What Happened With Our Agents After the Project Ended

Full transparency: not all our agents passed their "probation period." Some served primarily as learning exercises, either due to over-complication or a focus on what could be automated rather than what was truly needed. As Peter Drucker noted, "Efficiency is doing things right. Effectiveness is doing the right thing."

However, some agents achieved significant effectiveness. Lucie’s LLM tracker, for instance, which monitored our visibility on key topics across various LLMs, quickly caught the attention of the sales team.
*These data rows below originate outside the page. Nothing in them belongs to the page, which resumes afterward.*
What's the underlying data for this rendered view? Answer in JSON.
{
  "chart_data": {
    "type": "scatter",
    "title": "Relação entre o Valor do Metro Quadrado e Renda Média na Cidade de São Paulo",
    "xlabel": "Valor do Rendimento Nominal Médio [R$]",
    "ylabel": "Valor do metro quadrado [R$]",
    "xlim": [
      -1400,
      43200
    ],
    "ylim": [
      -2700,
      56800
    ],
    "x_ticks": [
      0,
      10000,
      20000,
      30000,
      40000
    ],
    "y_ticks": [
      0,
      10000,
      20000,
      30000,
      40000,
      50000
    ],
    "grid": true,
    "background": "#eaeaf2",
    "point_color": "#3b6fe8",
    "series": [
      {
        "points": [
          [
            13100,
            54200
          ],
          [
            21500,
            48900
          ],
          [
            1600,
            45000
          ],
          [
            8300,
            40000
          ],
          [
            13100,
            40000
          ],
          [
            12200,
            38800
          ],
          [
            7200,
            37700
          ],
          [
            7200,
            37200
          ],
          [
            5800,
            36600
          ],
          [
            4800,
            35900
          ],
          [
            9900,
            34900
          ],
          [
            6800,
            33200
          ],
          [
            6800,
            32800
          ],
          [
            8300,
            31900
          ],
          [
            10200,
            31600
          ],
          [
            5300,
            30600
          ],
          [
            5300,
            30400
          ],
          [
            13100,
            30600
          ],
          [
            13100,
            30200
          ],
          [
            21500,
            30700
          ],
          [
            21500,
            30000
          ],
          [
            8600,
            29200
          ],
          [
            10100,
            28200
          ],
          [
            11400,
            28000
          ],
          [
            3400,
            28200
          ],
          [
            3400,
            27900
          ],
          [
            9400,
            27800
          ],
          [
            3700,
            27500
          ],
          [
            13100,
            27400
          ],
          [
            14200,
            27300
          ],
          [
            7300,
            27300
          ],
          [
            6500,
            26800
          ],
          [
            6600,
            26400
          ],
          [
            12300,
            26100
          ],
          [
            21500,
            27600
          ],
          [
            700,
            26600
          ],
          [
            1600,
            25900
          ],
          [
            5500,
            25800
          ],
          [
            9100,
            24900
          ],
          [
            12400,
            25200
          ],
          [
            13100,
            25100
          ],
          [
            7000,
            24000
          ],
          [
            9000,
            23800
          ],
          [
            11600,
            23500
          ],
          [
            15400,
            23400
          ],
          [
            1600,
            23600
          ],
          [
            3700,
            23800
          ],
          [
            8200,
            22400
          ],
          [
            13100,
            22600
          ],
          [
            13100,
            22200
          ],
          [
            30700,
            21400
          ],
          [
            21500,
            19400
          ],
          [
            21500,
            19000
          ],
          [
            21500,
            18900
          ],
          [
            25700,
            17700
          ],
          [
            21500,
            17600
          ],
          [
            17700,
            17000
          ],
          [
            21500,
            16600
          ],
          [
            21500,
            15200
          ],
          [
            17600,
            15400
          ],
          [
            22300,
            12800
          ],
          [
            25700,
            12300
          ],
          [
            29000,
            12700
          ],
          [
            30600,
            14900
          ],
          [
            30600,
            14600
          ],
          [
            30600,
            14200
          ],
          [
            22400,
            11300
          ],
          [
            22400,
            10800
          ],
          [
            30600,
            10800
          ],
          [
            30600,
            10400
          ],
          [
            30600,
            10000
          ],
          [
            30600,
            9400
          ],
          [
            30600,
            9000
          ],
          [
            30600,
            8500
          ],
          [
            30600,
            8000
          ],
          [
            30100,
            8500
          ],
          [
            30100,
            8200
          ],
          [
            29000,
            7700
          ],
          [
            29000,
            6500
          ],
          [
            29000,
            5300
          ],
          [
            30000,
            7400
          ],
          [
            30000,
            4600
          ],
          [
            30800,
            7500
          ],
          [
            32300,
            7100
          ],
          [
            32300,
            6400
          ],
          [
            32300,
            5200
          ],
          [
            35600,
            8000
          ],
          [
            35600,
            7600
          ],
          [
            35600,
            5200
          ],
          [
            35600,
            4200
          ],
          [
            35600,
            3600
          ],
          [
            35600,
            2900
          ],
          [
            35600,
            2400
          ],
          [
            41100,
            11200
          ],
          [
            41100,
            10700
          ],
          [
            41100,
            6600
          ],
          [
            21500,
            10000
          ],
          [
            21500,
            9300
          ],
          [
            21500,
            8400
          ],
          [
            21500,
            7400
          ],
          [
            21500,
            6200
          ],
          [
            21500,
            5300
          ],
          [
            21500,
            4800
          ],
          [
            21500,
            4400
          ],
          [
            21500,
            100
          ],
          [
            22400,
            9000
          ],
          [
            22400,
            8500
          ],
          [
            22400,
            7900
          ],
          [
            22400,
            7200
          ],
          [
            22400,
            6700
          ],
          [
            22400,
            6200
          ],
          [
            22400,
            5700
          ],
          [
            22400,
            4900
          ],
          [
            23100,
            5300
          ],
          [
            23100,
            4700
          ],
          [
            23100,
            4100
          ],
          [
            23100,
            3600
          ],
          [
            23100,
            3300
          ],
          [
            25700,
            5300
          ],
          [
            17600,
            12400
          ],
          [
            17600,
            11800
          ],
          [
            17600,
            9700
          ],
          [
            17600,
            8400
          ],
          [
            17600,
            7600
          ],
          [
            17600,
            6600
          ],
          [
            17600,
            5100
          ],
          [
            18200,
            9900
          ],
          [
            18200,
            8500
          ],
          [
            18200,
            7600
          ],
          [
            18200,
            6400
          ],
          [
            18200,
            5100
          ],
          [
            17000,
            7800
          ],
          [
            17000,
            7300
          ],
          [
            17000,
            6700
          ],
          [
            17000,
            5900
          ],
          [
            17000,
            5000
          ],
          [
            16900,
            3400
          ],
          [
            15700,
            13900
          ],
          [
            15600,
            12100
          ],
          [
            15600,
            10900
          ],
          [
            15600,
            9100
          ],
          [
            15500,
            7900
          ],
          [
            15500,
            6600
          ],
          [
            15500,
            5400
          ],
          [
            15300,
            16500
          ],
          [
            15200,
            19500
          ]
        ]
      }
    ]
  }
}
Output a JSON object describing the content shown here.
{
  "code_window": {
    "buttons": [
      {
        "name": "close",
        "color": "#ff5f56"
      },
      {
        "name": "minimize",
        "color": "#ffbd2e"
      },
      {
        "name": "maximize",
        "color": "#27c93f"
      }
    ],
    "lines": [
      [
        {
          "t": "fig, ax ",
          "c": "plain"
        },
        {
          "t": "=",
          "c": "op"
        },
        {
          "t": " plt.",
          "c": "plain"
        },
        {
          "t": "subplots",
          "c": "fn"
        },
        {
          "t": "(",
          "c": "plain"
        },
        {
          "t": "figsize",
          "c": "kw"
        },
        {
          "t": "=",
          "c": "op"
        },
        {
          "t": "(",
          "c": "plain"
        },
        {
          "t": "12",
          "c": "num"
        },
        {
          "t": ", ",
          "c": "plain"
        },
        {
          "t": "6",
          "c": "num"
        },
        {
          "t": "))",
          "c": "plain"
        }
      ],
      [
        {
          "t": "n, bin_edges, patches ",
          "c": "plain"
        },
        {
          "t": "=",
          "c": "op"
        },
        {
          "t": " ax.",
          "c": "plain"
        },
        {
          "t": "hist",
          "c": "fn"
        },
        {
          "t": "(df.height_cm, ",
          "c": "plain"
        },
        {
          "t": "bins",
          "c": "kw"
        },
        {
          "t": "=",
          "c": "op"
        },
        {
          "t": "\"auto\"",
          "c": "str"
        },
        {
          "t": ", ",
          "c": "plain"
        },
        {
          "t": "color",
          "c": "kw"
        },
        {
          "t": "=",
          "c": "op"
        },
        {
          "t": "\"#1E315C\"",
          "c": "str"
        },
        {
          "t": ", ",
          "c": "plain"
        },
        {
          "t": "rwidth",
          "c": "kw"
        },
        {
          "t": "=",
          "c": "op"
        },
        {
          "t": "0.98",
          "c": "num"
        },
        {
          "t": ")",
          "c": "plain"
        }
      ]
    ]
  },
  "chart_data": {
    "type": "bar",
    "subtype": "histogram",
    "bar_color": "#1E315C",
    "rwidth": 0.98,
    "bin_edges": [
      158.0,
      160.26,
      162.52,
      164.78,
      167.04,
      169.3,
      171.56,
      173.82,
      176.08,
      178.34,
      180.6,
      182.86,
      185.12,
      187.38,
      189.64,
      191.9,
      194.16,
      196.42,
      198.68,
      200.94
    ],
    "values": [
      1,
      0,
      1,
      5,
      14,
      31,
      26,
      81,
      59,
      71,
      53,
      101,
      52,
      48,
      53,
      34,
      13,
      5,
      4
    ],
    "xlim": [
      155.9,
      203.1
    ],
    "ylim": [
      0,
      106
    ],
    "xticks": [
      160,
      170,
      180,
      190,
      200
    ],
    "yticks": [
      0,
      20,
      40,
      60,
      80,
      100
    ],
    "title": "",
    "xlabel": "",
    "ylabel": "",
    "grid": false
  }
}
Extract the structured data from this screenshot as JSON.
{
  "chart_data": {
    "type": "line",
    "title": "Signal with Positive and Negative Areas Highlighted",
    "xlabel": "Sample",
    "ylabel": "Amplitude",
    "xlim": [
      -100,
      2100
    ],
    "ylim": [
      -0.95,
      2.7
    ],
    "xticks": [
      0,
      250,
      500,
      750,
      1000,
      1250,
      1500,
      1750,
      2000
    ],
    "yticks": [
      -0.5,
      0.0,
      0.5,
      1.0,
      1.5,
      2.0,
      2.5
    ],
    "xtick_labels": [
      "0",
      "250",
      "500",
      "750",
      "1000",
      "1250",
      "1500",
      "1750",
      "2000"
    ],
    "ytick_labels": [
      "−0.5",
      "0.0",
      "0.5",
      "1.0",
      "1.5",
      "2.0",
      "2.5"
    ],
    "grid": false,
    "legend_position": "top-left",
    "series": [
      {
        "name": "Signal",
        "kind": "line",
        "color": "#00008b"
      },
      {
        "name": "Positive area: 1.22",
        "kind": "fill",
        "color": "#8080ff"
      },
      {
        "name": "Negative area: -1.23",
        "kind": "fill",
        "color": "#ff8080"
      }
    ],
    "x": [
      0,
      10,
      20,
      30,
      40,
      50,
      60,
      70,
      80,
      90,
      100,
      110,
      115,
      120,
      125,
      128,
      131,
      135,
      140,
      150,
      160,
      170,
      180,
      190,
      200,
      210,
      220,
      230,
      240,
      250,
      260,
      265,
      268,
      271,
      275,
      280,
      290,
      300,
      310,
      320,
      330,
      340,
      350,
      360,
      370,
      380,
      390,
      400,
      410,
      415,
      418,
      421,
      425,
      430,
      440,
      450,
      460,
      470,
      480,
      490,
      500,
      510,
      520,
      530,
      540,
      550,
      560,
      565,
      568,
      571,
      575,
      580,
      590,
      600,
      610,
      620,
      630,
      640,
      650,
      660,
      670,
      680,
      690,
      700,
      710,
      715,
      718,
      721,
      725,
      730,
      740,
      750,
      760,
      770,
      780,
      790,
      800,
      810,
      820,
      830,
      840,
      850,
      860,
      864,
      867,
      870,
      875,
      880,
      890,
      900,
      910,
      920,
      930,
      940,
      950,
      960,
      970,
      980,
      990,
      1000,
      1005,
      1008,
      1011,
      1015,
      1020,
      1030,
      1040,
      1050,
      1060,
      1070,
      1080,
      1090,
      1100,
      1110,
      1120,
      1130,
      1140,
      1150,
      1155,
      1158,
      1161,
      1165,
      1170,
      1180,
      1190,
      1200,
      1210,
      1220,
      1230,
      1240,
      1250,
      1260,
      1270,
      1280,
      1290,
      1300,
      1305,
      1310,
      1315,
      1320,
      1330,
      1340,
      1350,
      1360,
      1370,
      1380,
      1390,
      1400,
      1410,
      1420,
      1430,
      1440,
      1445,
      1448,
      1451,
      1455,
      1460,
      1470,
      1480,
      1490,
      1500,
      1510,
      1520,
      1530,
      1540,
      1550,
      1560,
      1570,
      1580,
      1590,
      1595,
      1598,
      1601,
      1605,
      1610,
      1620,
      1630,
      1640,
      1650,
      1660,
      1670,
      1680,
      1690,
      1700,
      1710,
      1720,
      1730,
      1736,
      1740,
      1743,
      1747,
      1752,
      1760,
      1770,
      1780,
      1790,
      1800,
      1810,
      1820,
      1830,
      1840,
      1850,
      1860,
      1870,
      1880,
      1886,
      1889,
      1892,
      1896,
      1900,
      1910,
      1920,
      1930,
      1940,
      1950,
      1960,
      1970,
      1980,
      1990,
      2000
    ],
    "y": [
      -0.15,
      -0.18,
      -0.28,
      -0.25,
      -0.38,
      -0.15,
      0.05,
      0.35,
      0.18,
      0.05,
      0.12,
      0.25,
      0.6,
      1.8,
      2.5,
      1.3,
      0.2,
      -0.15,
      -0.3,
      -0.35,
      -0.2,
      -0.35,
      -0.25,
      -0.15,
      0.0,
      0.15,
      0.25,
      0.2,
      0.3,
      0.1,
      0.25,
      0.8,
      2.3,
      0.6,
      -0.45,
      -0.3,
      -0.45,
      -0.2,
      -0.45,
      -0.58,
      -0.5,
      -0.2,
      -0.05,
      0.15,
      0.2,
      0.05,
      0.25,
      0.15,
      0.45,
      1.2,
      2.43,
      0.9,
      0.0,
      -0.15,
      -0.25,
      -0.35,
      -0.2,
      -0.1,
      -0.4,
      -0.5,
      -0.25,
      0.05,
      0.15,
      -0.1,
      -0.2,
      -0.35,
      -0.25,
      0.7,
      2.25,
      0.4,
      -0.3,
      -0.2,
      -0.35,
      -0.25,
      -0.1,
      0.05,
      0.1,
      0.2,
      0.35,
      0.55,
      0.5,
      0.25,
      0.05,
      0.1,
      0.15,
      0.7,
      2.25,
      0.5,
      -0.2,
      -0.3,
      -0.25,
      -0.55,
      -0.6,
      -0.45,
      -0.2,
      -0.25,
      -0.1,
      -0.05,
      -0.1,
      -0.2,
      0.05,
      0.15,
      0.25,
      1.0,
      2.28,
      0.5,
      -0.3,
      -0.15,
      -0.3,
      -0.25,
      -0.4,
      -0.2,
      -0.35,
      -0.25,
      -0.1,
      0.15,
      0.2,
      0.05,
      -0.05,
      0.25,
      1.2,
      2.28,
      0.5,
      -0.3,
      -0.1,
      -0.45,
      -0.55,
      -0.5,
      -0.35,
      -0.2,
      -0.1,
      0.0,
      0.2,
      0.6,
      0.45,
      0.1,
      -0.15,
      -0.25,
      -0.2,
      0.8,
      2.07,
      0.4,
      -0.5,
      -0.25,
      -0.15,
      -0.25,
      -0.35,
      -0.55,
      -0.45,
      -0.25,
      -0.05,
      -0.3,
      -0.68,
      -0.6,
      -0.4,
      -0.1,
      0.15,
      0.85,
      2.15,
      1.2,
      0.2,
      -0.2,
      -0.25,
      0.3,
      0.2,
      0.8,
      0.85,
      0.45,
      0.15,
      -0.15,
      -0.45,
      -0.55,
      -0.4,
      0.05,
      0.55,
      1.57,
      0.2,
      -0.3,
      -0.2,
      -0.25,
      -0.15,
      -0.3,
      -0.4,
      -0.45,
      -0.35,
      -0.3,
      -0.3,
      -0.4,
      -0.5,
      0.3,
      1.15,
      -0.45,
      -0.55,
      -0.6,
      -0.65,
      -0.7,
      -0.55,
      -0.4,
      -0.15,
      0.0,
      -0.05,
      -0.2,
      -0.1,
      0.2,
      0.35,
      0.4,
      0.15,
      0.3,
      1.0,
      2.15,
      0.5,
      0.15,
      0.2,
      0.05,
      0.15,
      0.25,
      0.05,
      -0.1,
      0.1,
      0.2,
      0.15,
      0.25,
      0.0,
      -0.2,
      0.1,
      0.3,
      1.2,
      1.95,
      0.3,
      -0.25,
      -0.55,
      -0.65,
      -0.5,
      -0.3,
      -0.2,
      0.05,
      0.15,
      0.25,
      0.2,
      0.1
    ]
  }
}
It has since evolved into a company-wide tool used to prepare for prospect and client meetings related to our GEO landing page builder solution.

Where We Go From Here

The team remains committed to evolving existing agents and building new custom GPTs and agentic or non-agentic AI solutions for daily work, even outside formal project cycles. The "Agent Lab" has solidified the conviction that human-AI collaboration is a powerful path forward.